I suddenly realized what he wanted to do. “You’re planning to go tell the kid’s parents yourself?”

“Not exactly,” he said. “Not me. We.”

“We? You and me? Why?”

“We ID’d the body,” he said. “That makes us the logical messengers. We’re witnesses to the death, in a way; we’re the two people who can say, with firsthand knowledge and absolute certainty, ‘The man who molested your son is dead, and here’s how he died.’ Besides,” he added, “telling them is the decent thing to do, and we’re the only decent guys I can think of at the moment.”

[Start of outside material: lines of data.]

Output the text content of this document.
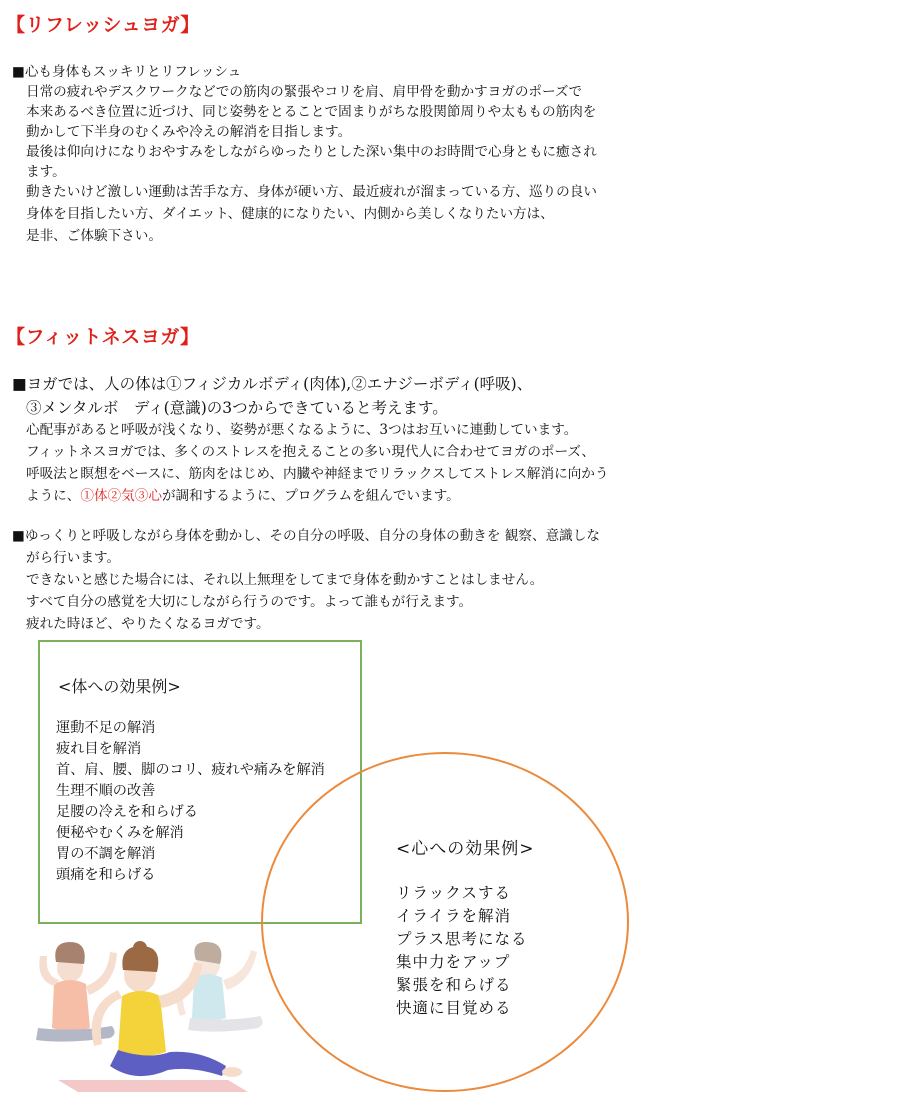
【リフレッシュヨガ】
■心も身体もスッキリとリフレッシュ
日常の疲れやデスクワークなどでの筋肉の緊張やコリを肩、肩甲骨を動かすヨガのポーズで
本来あるべき位置に近づけ、同じ姿勢をとることで固まりがちな股関節周りや太ももの筋肉を
動かして下半身のむくみや冷えの解消を目指します。
最後は仰向けになりおやすみをしながらゆったりとした深い集中のお時間で心身ともに癒され
ます。
動きたいけど激しい運動は苦手な方、身体が硬い方、最近疲れが溜まっている方、巡りの良い
身体を目指したい方、ダイエット、健康的になりたい、内側から美しくなりたい方は、
是非、ご体験下さい。
【フィットネスヨガ】
■ヨガでは、人の体は①フィジカルボディ(肉体),②エナジーボディ(呼吸)、
③メンタルボ　ディ(意識)の3つからできていると考えます。
心配事があると呼吸が浅くなり、姿勢が悪くなるように、3つはお互いに連動しています。
フィットネスヨガでは、多くのストレスを抱えることの多い現代人に合わせてヨガのポーズ、
呼吸法と瞑想をベースに、筋肉をはじめ、内臓や神経までリラックスしてストレス解消に向かう
ように、①体②気③心が調和するように、プログラムを組んでいます。
■ゆっくりと呼吸しながら身体を動かし、その自分の呼吸、自分の身体の動きを 観察、意識しな
がら行います。
できないと感じた場合には、それ以上無理をしてまで身体を動かすことはしません。
すべて自分の感覚を大切にしながら行うのです。よって誰もが行えます。
疲れた時ほど、やりたくなるヨガです。
<体への効果例>
運動不足の解消
疲れ目を解消
首、肩、腰、脚のコリ、疲れや痛みを解消
生理不順の改善
足腰の冷えを和らげる
便秘やむくみを解消
胃の不調を解消
頭痛を和らげる
<心への効果例>
リラックスする
イライラを解消
プラス思考になる
集中力をアップ
緊張を和らげる
快適に目覚める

I could think of several, but I knew Art well enough to know that his mind was made up. And his reasoning, if not strictly logical, was emotionally compelling. “Okay,” I yielded. “When?”

“Tiffany doesn’t get home from school and cheerleader practice for another couple hours,” he said. “How about I pick you up at your office in half an hour? That gives me time to call the folks in Chattanooga.”

“You want me to be waiting down by the end-zone tunnel?”

“I’ll call you when I’m turning onto Stadium Drive,” he said. “That should give you time to wash bone cooties off your hands and come downstairs.”

Half an hour later, he called

back. “Okay, I just turned off Neyland onto Lake Loudoun Drive, and I’m turning onto Stadium now. Hey, what’s going on in Thompson-Boling Arena? I see a ton of media trucks.”

“A creationist rally,” I said miserably. “I mean, ‘intelligent design.’ Oh, and thanks for rubbing salt in the wound.”

“Sorry,” he said. “I’ll use lemon juice next time. Or maybe lemon meringue pie.” He snorted with laughter.

“Bye,” I said, and hung up. I made a pit stop in the bathroom that adjoined my office-a useful vestige of Stadium Hall’s former life as a dormitory-then locked up and headed down the stairwell.

Just as I walked out of the building, Art rounded the end of the stadium and stopped at the chain-link gate to the end-zone tunnel. He was driving an unmarked gray Impala I hadn’t seen before. Unlike the battered white sedan he usually drove, this car had glossy paint and clean upholstery, and the interior did not reek of spilled coffee and stale cigarette smoke, the way police cars often do. “Nice wheels,” I said. “How’d you rate a fine steed like this?”

“Blackmailed the chief,” he said. “Not on purpose, though. He asked me last week how the undercover work was going, and I said, ‘Pretty good, Chief; by the way, I see you’re doing a little undercover research on adult web sites yourself.’ Hell, I was just messing with him, but he turned red and broke into a sweat. Next thing you know, I get a call from the motor vehicle pool telling me to come swap my old beater for this thing. I guess you were right,” he added.

“About what?”

“Chance does favor the prepared mind.”

“I don’t think Internet porn and accidental blackmail were what Louis Pasteur had in mind when he said that.”

“No, but it makes me feel better about driving the car if I can quote something highbrow to justify my accidental good fortune.”